Royal Bank of Scotland Group (LON:RBS) has agreed to pay $500 million to settle a New York probe into its marketing of toxic mortgage-backed securities in the run-up to the financial crisis. The fine comes after the bailed-out lender recently disclosed that it had made its first annual profit in a decade.
RBS’ share price lost ground in the previous session, shedding 0.57 percent to close at 260.10p. The shares underperformed the broader UK market, with the benchmark FTSE 100 index adding 30.77 points to end the session 0.43 percent higher at 7,146.75.
RBS settles New York probe
New York Attorney General Eric Schneiderman announced the $500-million settlement with RBS yesterday, noting that the lender had agreed to pay $100 million in cash to New York State and $400 million worth of consumer relief for New York homeowners and communities. The settlement refers to “the bank’s deceptive practices and misrepresentations to investors in connection with the packaging, marketing, sale, and issuance of residential mortgage-backed securities leading up to the financial crisis”.
RBS marks the sixth large financial institution to settle with Attorney General Schneiderman’s office since he was appointed co-chair of the RMBS Working Group by President Obama in 2012.

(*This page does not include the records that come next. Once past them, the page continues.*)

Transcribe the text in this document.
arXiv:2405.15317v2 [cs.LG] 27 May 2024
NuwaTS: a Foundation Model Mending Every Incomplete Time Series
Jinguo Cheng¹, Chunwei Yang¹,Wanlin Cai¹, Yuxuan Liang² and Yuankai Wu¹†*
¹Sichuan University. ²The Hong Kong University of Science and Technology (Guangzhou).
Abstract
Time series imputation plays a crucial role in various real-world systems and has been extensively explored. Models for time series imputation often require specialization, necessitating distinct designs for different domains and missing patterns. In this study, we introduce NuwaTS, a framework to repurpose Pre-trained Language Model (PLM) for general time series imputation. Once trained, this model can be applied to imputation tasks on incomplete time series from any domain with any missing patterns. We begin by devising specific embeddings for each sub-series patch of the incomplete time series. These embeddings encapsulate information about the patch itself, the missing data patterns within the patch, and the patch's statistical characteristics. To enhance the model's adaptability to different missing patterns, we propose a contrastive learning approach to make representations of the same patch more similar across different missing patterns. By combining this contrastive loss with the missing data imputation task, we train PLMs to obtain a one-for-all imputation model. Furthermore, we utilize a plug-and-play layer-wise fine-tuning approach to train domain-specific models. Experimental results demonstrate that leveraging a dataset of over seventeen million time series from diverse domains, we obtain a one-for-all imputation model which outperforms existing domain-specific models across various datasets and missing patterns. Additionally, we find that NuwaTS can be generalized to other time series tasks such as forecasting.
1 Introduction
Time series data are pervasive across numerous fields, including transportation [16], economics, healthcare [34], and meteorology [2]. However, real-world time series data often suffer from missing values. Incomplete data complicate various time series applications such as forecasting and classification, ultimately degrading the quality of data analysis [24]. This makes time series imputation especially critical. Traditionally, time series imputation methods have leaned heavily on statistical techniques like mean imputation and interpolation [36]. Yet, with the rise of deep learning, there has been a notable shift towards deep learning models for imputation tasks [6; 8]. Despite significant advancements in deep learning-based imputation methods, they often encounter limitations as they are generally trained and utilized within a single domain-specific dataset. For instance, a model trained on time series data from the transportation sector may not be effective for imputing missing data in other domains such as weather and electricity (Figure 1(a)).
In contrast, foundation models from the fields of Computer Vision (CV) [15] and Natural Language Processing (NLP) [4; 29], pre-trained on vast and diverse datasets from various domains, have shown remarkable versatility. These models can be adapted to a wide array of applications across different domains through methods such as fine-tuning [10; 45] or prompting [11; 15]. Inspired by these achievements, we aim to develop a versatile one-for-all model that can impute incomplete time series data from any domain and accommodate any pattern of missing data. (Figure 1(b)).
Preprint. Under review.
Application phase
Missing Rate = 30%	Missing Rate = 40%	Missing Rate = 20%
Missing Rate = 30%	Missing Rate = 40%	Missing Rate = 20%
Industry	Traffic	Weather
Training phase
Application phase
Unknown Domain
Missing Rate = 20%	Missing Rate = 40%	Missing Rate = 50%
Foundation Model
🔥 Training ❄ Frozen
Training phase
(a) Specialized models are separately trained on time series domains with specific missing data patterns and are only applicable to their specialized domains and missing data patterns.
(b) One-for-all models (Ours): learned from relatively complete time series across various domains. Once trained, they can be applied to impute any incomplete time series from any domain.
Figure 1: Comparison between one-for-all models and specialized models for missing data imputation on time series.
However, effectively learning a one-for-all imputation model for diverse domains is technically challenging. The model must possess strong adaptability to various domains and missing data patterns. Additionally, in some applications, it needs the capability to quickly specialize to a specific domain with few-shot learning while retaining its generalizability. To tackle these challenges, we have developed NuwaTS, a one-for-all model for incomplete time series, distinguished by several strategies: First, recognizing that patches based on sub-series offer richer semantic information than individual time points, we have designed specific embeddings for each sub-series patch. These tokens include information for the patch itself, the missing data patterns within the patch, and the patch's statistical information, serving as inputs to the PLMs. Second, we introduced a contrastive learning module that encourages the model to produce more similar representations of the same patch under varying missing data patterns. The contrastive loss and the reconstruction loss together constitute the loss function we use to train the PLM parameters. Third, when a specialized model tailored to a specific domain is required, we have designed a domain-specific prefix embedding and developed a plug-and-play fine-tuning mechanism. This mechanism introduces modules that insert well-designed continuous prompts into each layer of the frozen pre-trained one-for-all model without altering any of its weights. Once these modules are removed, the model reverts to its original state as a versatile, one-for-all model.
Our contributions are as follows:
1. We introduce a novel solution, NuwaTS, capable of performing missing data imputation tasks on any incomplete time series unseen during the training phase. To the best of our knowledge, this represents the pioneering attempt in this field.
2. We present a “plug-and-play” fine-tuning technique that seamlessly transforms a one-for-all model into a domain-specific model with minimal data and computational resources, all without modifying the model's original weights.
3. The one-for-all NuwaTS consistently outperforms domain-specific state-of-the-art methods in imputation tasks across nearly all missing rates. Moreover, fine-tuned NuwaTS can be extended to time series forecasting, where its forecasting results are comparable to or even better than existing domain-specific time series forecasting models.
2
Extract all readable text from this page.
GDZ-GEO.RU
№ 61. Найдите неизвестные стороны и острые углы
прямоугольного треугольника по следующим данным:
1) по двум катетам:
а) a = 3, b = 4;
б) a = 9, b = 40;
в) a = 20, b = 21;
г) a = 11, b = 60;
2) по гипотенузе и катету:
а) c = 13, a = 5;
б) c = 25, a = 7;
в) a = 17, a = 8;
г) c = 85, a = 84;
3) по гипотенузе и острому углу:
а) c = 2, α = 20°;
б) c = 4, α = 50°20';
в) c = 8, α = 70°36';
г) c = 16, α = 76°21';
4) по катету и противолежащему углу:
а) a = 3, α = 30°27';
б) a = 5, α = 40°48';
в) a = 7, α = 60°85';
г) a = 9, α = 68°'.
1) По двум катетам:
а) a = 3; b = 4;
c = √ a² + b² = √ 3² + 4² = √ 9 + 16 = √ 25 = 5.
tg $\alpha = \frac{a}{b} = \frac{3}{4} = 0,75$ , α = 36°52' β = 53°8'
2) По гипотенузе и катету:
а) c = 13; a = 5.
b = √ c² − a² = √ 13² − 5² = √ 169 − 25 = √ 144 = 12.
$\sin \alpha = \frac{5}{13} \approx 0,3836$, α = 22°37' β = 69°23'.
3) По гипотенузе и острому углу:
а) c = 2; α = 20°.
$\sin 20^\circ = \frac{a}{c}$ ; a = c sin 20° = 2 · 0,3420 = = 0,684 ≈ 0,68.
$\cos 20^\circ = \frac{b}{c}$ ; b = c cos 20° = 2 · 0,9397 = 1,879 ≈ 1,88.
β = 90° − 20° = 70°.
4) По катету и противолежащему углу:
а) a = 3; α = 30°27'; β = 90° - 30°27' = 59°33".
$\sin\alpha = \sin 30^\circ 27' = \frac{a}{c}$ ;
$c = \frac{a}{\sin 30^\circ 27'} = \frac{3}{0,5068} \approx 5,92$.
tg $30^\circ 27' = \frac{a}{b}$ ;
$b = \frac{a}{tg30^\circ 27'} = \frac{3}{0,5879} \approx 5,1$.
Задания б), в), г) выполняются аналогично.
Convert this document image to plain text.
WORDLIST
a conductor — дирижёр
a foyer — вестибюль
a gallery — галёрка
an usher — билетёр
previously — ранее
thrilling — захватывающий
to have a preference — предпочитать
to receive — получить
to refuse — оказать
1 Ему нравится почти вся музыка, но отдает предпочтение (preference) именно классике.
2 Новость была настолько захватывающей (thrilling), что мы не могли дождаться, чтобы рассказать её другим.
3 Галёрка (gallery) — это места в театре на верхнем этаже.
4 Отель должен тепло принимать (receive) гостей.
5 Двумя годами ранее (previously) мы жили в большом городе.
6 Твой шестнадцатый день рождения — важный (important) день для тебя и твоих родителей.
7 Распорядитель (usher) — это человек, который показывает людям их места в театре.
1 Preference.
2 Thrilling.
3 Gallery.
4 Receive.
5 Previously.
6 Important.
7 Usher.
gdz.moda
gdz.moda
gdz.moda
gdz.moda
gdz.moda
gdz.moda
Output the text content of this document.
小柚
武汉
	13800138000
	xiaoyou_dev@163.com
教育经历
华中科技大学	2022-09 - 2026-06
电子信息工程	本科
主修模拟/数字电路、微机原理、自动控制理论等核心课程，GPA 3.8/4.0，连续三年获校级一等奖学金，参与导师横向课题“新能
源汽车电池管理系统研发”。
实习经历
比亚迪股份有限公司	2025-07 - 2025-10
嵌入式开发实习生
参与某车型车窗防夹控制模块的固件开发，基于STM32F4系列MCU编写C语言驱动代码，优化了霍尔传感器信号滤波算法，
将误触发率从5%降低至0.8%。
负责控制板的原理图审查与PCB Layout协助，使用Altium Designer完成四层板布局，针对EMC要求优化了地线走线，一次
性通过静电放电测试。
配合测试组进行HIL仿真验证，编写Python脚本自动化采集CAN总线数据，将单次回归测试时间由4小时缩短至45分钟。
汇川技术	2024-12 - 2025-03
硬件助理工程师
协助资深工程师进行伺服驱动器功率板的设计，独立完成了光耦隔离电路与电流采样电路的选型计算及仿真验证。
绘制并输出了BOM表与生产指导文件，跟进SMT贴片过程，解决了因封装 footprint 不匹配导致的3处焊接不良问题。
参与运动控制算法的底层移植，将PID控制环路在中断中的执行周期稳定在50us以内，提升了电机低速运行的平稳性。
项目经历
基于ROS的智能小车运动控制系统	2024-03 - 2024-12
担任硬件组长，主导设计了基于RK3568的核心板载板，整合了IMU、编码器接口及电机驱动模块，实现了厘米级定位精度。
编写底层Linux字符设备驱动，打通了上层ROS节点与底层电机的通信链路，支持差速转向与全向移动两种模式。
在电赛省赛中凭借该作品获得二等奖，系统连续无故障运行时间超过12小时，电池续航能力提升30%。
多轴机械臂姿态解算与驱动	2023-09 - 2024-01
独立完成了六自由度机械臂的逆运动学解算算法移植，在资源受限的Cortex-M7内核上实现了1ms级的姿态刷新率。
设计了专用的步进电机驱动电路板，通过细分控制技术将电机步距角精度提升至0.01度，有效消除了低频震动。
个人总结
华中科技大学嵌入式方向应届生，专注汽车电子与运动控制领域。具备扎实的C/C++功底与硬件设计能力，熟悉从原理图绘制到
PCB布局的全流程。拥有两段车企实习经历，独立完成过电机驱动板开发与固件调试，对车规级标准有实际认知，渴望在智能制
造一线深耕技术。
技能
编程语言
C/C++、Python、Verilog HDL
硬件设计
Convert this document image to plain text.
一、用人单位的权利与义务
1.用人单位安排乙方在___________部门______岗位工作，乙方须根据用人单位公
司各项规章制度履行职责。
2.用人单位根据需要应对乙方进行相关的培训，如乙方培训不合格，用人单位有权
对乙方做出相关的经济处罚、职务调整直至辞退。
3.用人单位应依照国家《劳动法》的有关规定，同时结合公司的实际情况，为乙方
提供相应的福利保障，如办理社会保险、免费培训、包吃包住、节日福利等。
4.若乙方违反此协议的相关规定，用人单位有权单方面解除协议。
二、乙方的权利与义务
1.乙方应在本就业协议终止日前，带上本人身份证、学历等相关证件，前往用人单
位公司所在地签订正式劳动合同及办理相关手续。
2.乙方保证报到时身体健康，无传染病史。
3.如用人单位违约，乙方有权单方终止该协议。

Justice Department fine still pending
Bloomberg noted in its coverage of the news that the deal had boosted the lender’s US settlement costs so far to $6 billion in less than a year for bundling dubious mortgages into top-rated securities and pitching them to investors in 2006 to 2008, before the housing bubble burst. RBS, however, still has to settle a probe with the US Department of Justice, and is thought to be moving closer to a fine. Last month, the lender disclosed that it had booked another £442 million for the fine, taking its total provision for upcoming settlements to £3.2 billion.